MILANO – Allenatori in tribuna? Non importa, la squadra che ha carattere sa fare da sola. Balotelli con la febbre? Ma quando mai, una bugia. La sfilata di pareggi? Meglio accontentarsi, anche se potevano essere vittorie. Una chiacchierata con Josè Mourinho, che interrompe il silenzio stampa, non è mai banale, figurarsi in un momento come questo. Con la classifica che s’è ristretta, con la Champions che lo obbliga a sfidare il suo passato recente. Con Milan e Roma che lo costringono, ancora per un po’, a non pensare al Chelsea. E Dio sa quanto la Champions sia tutto per l’Inter e per Moratti.

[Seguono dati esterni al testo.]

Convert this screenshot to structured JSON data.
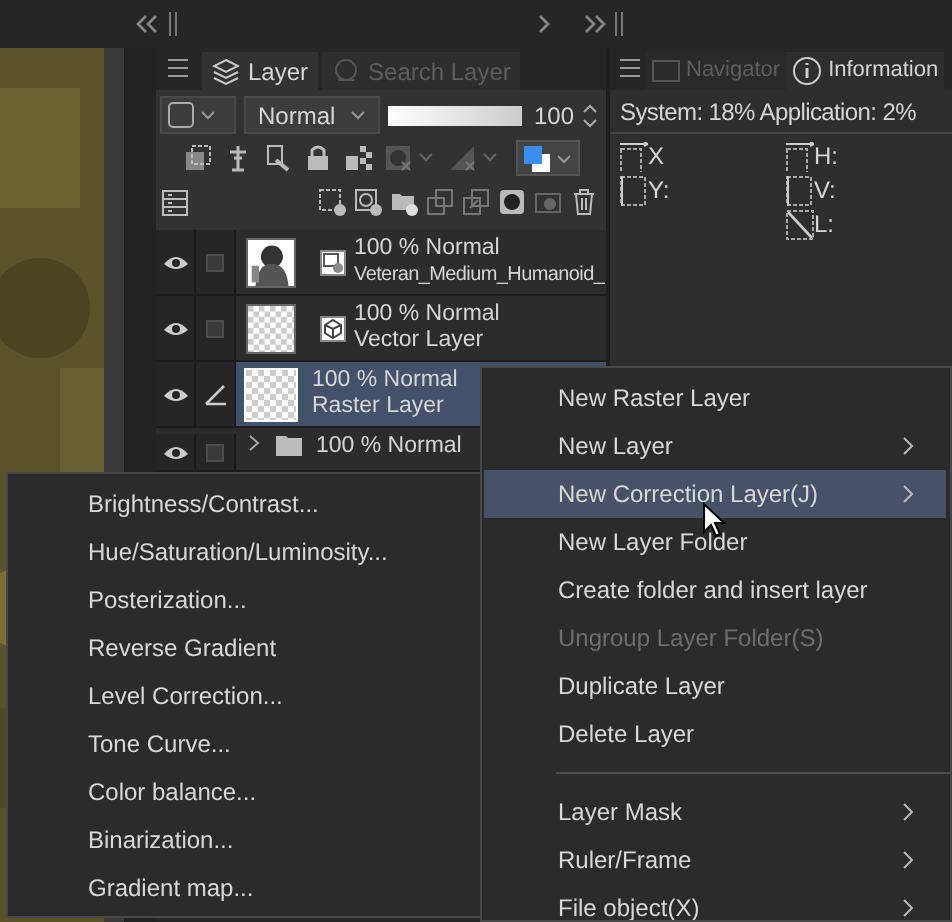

{mosimage}Old Trafford — Lunedì, festa delle donne, Mourinho s’è dedicato alla moglie Tami: come ogni anno, un regalo e a pranzo assieme. Un po’ di giochi al computer con José Jr, nel pomeriggio, poi ha visto Guimaraes-Nacional (2-0). Ieri sera, però, ritorno virtuale in Europa. Tv sintonizzata sulla Champions, più Arsenal-Porto che Fiorentina-Bayern. Comprensibile, visto che tutto cominciò sulla panchina dei portoghesi. Ancor più comprensibile pensando che oggi sono sei anni esatti dall’1-1 con il Manchester United, ottavi di Champions 2004: gol di Costinha al 90’, la corsa folle di Mourinho per l’Old Trafford, sir Alex pietrificato, e la finale che a quel punto diventava traguardo obbligato.
Abramovich — Di una cosa però è sicuro Mourinho: nessuna emozione quando tornerà a Stamford Bridge. C’è già stato, anche se da spettatore, qualche tempo fa. E questo è servito per metabolizzare la tensione. Per la verità il portoghese aveva cercato di non chiedere niente al Chelsea, facendosi comprare i biglietti da un amico: ma, quando è stato visto in tribuna, hanno avvisato Abramovich che l’ha preteso nel suo palco per il secondo tempo.
Quattro pari nelle ultime cinque partite: preoccupante?
"Ci sono pareggi e pareggi. Quelli per colpa di errori degli altri, quelli che arrivano per colpa nostra".
E l’ultimo?
"Preferisco un pari così, in una partita onesta, in cui la mia squadra ha giocato bene e avrebbe meritato di vincere".
Si è anche parlato della sua assenza dalla panchina: è così importante che ci sia il tecnico?
"Ma io non gioco, non segno, non paro. Se la squadra gioca bene, con l’atteggiamento giusto, non c’è bisogno dell’allenatore in panchina per vincere".
Quando serve il tecnico?
"Quando mancano concentrazione, intensità, aggressività: allora l’allenatore può cercare di aiutare la squadra ma se è lontano dai giocatori, non può fare niente".
Balotelli non era al massimo: colpa della febbre?
"Febbre? Quale febbre? La febbre l’avevo io, non lui…".
Come?
"Io e il dottor Combi sappiamo che Mario non aveva la febbre. Farlo giocare in quelle condizioni non sarebbe stato etico. La febbre di Mario è una bugia".